The File URL attribute may be defined using the URL File Dialog.

[Important]Important

To ensure graph portability, forward slashes must be used when defining the path in URLs (even on Microsoft Windows).

Below are examples of possible URL for Readers:

Reading of Local Files

  • /path/filename.txt

    Reads a specified file.

  • /path1/filename1.txt;/path2/filename2.txt

    Reads two specified files.

  • /path/filename?.txt

    Reads all files satisfying the mask.

  • /path/*

    Reads all files in a specified directory.

  • zip:(/path/file.zip)

    Reads the first file compressed in the file.zip file.

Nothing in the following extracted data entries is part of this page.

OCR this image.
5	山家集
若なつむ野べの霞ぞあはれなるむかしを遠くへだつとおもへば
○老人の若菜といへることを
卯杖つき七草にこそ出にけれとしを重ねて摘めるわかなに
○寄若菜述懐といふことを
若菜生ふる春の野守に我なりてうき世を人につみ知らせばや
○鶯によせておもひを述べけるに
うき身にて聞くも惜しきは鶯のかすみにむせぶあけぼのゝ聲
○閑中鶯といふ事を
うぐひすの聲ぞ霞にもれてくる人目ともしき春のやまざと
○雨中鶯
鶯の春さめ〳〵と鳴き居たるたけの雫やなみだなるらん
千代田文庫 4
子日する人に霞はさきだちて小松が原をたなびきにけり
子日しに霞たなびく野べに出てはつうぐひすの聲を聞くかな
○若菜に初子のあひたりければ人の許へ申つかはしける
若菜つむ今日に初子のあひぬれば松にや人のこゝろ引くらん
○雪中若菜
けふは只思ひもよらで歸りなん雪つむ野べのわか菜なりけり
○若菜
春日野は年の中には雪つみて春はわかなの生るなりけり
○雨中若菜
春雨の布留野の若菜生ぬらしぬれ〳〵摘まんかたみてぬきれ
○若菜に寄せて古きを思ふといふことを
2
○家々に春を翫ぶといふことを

  • zip:(/path/file.zip)#innerfolder/filename.txt

    Reads a specified file compressed in the file.zip file.

  • gzip:(/path/file.gz)

    Reads the first file compressed in the file.gz file.

  • tar:(/path/file.tar)#innerfolder/filename.txt

    Reads a specified file archived in the file.tar file.

  • zip:(/path/file??.zip)#innerfolder?/filename.*

    Reads all files from the compressed zip file(s) that satisfy the specified mask. Wild cards (? and *) may be used in the compressed file names, inner folder and inner file names.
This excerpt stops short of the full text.